Ronald Koeman is best of both worlds Wenger replacement

Preparing for a dead rubber of a second leg against Bayern Munich in the last 16 of the Champions League, brings the reality home for Arsenal: they may currently have their best squad in over a decade, but the same old failings still apply.

Trapped in a Kafkaesque world where there seems to be no exit, it’s becoming clearer and clearer that Arsenal’s best hope of a metamorphosis is to part ways with Arsene Wenger. They will have to do a that eventually. And one man Arsenal should be considering is Everton manager, Ronald Koeman.

Since taking over at Southampton in 2014, he has seen his stock rise steadily. It’s clear that he saw Everton as a step forward in his career, and left the south coast on the basis that the club lacked ambition. Whether or not the Goodison Park side match that ambition in the short term remains to be seen, but it’s clear that if he’s an ambitious football manager, Arsenal is a club he’ll feel he could do a lot with.

And after a few turbulent weeks before Christmas, the Dutchman’s reputation has been on the rise once more. There is probably no other manager outside of the Premier League’s top six with the same pedigree and prestige as Koeman.

Before going any further, though, it’s worth remembering that Wenger may yet stay in the job. At the moment, we’re in the realm of speculation and that’s mostly down to the fact that Arsenal – and Wenger himself – are yet to give any confirmation or reassurance on the future of the manager.

But whatever happens over the summer, Arsenal should still be looking at the market. If nothing else, the last few weeks have served as a reminder that Wenger won’t stay forever, and that we are – at the very least – entering the twilight of his time at the Emirates.
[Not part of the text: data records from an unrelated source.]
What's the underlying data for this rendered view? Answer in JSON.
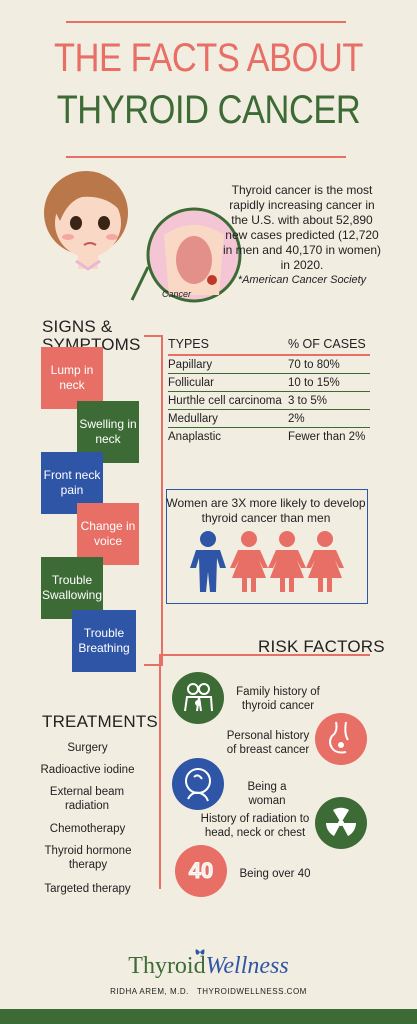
{
  "header": {
    "title_line1": "THE FACTS ABOUT",
    "title_line2": "THYROID CANCER"
  },
  "intro": {
    "text": "Thyroid cancer is the most rapidly increasing cancer in the U.S. with about 52,890 new cases predicted (12,720 in men and 40,170 in women) in 2020.",
    "source": "*American Cancer Society",
    "cancer_label": "Cancer"
  },
  "symptoms": {
    "heading": "SIGNS & SYMPTOMS",
    "items": [
      "Lump in neck",
      "Swelling in neck",
      "Front neck pain",
      "Change in voice",
      "Trouble Swallowing",
      "Trouble Breathing"
    ]
  },
  "types_table": {
    "headers": [
      "TYPES",
      "% OF CASES"
    ],
    "rows": [
      [
        "Papillary",
        "70 to 80%"
      ],
      [
        "Follicular",
        "10 to 15%"
      ],
      [
        "Hurthle cell carcinoma",
        "3 to 5%"
      ],
      [
        "Medullary",
        "2%"
      ],
      [
        "Anaplastic",
        "Fewer than 2%"
      ]
    ]
  },
  "women": {
    "text": "Women are 3X more likely to develop thyroid cancer than men"
  },
  "risk": {
    "heading": "RISK FACTORS",
    "items": [
      "Family history of thyroid cancer",
      "Personal history of breast cancer",
      "Being a woman",
      "History of radiation to head, neck or chest",
      "Being over 40"
    ],
    "age_badge": "40"
  },
  "treatments": {
    "heading": "TREATMENTS",
    "items": [
      "Surgery",
      "Radioactive iodine",
      "External beam radiation",
      "Chemotherapy",
      "Thyroid hormone therapy",
      "Targeted therapy"
    ]
  },
  "footer": {
    "brand_part1": "Thyroid",
    "brand_part2": "Wellness",
    "byline": "RIDHA AREM, M.D.   THYROIDWELLNESS.COM"
  },
  "colors": {
    "background": "#f2ede1",
    "red": "#e76f66",
    "green": "#3d6b35",
    "blue": "#2f56a6"
  }
}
And one of the men in that market who seems to suit very well as a Wenger replacement is Koeman.

Over the past decade, many men have been touted as potential Wenger replacements. But what we have seen over the past few weeks is an intensifying of the speculation: instead of young, up-and-coming managers who have shown ability and a similar philosophy to Wenger, we’ve started to see men like Max Allegri and Roberto Mancini touted with the job.

What that shows is how real the situation is getting. Arsenal, over the past 20 years, have never been part of the managerial speculation and the circus that goes with it. As a result, it’s been easy to talk about the likes of Eddie Howe or Remi Garde as potential successors to Wenger. But instead of touting these sorts of managers as genuine replacements, they are linked more as a compliment to their managerial talents and success than any real likelihood of taking over.

Now that there’s a real chance that a new man will have to take over soon, that’s stopped. It’s all well and good talking about a man who can take over and spend another 20 years at the helm, but with the pressure so high and with so many top managers in English football, Arsenal probably feel like they can’t make a mistake with this decision.

But there’s a middle ground. In order for a manager to stay around the club for a long time, they don’t need to be overly young. Wenger himself had 13 years of management experience before taking over at Arsenal.

And when you think about that, and you think about the possibility of finding a manager whose appointment wouldn’t be considered an undue risk, whose star is on the rise, and who can give his best years to Arsenal, it becomes clearer that Koeman fits the bill.